Consider any $p|n$. We can couple summands in $g * \mu$ as follows: divisors $d_1,d_2$ of $n$ are coupled iff $d_1=pd_2$ and $\mu(n/d_1), \mu(n/d_2)\neq 0$. We can now rewrite $(g * \mu)(n)$ as a sum over couples: $\sum_{(d_1,d_2)} \mu(n/d_1) (g(d_1) - g(d_2))$. This way we see it is enough to show that $p^{3k} \mid g(dp^k)-g(dp^{k-1})$ for any prime $p$ and $(d,p)=1$.
For $p \ge 5$, this follows directly from the case $\epsilon=0$ of Lemma A in
Gessel's Paper:
Let $p$ be a prime. Let $\epsilon=1$ if $p$ is 2 or 3, and $\epsilon=0$ if $p$ is greater than $3$. Then $\binom{p^ka}{p^k b} \equiv \binom{p^{k-1}a}{p^{k-1}b} \pmod {p^{3k-\epsilon}}$
This means that the conjecture is true for any $n$ not divisible by $2,3$.
For $p=3$, this also follows from the lemma from the $\epsilon=1$ case, thanks to the fact that the multiplicative term 3 appears in $g$.
So it remains to work out $p=2$. From the same lemma, we find that for $p=2$, $p^{3k-1} \mid g(dp^k)-g(dp^{k-1})$, so $a(n)$ is at worst an half-integer.
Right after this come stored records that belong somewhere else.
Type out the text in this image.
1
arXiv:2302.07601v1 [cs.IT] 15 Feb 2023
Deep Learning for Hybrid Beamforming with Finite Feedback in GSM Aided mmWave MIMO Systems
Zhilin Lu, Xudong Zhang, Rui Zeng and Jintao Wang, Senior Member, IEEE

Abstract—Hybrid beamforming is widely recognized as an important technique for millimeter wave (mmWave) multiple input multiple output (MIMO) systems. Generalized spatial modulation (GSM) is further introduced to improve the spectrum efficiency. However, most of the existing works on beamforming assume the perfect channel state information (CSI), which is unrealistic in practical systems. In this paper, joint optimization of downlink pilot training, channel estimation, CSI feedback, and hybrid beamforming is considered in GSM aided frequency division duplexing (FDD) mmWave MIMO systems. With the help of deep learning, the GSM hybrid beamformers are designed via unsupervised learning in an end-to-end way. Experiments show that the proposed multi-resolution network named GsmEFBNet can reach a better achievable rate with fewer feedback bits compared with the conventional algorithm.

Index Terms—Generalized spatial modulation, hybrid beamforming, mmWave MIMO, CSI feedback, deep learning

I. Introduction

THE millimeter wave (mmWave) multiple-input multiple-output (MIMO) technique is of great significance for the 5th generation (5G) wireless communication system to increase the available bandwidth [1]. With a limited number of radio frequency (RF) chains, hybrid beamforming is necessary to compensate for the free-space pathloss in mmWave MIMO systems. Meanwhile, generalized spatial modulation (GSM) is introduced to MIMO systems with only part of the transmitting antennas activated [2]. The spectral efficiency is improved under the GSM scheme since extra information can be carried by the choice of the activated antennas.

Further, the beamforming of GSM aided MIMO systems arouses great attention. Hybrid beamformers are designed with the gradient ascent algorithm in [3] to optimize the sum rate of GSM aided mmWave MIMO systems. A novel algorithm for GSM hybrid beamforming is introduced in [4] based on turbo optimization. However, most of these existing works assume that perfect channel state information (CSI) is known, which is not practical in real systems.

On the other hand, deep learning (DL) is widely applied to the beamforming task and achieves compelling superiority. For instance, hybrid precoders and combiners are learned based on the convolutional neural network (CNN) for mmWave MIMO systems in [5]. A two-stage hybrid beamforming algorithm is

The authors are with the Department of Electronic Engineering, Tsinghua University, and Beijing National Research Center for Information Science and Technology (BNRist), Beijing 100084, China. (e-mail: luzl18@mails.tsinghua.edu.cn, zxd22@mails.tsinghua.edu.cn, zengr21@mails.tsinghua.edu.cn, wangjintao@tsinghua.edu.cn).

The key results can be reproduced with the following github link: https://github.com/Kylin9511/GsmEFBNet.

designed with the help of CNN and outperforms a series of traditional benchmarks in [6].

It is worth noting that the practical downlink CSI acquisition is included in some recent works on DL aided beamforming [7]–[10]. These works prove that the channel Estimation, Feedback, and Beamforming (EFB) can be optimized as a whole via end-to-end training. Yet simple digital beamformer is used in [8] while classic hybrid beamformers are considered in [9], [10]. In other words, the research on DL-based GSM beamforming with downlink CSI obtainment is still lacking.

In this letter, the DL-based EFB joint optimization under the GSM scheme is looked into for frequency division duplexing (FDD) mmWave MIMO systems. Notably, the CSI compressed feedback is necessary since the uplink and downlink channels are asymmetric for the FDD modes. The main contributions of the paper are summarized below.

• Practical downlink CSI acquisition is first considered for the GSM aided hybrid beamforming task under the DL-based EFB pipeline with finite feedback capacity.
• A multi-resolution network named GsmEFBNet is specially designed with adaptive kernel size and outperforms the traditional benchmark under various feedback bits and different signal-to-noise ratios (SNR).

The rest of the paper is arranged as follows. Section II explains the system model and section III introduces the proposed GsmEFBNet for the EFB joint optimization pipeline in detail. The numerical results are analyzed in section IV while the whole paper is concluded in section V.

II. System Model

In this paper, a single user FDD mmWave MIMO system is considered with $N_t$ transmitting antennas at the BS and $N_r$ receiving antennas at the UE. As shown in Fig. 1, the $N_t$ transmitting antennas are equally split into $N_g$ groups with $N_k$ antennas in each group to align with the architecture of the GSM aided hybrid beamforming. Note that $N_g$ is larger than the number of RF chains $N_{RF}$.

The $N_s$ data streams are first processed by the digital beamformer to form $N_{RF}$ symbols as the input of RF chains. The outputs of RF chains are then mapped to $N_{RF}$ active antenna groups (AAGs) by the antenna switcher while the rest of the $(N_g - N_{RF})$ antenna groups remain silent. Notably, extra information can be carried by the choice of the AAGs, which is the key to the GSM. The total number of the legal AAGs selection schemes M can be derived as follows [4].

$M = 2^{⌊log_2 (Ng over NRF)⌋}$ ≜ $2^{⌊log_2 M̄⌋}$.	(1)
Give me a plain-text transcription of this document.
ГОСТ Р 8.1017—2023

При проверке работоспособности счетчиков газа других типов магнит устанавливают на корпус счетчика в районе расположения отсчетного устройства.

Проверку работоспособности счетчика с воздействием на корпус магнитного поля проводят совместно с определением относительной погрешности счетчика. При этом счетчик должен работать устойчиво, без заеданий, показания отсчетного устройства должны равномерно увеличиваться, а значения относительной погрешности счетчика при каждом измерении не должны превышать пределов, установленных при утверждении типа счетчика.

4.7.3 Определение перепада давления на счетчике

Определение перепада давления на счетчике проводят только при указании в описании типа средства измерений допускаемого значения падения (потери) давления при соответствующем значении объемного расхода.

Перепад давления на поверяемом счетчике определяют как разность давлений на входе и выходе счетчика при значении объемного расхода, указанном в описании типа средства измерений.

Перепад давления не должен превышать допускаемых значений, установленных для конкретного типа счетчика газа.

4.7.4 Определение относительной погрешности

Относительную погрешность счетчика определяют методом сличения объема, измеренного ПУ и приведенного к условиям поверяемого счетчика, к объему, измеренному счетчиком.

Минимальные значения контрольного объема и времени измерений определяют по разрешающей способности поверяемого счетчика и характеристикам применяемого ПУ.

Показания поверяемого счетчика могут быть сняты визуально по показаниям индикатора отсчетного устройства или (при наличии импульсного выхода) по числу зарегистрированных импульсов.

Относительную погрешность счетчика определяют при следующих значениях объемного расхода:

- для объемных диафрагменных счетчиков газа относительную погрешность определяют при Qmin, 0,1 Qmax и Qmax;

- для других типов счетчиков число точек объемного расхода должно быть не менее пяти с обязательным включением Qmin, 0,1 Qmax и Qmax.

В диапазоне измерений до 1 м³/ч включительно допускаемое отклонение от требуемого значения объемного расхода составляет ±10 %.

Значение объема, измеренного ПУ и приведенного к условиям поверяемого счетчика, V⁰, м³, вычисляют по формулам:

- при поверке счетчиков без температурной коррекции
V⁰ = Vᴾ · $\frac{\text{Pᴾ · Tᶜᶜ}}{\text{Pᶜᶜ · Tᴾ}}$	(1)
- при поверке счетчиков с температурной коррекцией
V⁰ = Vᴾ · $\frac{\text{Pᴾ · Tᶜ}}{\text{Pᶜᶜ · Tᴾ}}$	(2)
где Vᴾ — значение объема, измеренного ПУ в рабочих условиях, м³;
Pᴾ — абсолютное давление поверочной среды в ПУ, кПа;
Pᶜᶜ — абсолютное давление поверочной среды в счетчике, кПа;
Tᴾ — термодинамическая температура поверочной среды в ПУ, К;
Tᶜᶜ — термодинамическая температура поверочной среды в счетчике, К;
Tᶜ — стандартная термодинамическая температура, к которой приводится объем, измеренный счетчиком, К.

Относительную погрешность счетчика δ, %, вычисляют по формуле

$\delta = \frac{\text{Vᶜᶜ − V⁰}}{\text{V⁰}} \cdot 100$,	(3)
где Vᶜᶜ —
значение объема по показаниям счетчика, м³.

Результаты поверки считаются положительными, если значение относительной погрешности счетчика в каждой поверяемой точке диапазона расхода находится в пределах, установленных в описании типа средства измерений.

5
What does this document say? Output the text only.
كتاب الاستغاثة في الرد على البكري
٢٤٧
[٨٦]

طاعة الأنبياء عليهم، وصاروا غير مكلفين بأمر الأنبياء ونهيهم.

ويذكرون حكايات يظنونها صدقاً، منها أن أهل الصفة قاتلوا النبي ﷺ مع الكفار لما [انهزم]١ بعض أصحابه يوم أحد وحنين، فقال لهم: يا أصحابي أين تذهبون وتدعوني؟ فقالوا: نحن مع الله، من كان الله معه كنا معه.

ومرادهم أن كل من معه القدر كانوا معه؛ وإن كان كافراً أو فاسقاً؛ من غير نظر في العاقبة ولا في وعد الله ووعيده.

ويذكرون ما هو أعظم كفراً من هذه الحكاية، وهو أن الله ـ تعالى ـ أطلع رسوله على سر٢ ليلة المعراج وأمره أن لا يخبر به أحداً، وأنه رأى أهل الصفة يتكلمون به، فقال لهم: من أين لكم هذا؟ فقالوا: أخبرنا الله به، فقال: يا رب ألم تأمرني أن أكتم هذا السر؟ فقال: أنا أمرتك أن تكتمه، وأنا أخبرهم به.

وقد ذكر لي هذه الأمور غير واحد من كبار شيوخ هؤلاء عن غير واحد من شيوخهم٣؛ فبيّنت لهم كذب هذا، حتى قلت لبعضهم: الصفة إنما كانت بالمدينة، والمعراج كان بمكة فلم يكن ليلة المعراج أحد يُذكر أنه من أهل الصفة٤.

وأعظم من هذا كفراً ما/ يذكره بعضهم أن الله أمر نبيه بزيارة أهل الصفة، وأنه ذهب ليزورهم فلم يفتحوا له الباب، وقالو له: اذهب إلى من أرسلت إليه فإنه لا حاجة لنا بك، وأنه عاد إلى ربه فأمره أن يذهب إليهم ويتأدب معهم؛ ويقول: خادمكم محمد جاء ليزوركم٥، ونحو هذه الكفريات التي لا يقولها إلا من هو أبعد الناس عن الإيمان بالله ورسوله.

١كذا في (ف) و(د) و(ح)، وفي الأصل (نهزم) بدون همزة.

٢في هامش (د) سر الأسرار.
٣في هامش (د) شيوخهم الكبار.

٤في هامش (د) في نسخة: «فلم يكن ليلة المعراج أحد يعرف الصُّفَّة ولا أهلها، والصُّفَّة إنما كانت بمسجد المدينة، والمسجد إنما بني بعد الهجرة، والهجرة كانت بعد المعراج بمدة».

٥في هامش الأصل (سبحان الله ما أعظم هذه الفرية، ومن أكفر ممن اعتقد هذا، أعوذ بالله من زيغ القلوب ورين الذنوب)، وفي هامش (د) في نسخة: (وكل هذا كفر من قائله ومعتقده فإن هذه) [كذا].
The proof of the lemma relied on theorem 2.2. Specializing the theorem to the case $p=2, a=2^{k+1}t,b=2^k t$ we find (using the fact that $v_{2}(\binom{2n}{n}) \ge 1$):
If $t$ is odd and $k\ge 2$, $\binom{2^{k+1}t}{2^{k}t} \equiv \binom{2^k t}{2^{k-1}t} \pmod {2^{3k}}$. If $t$ is odd and $k=1$, $\binom{2^{k+1}t}{2^{k}t} \equiv -\binom{2^k t}{2^{k-1}t} \pmod {2^{3k}}$
So $g(2^k t) \equiv g(2^{k-1}t) \pmod {2^{3k}}$ (only in the case $k=1$ we used the $(-1)^n$ term in $g(n)$). Hence the conjecture is proved.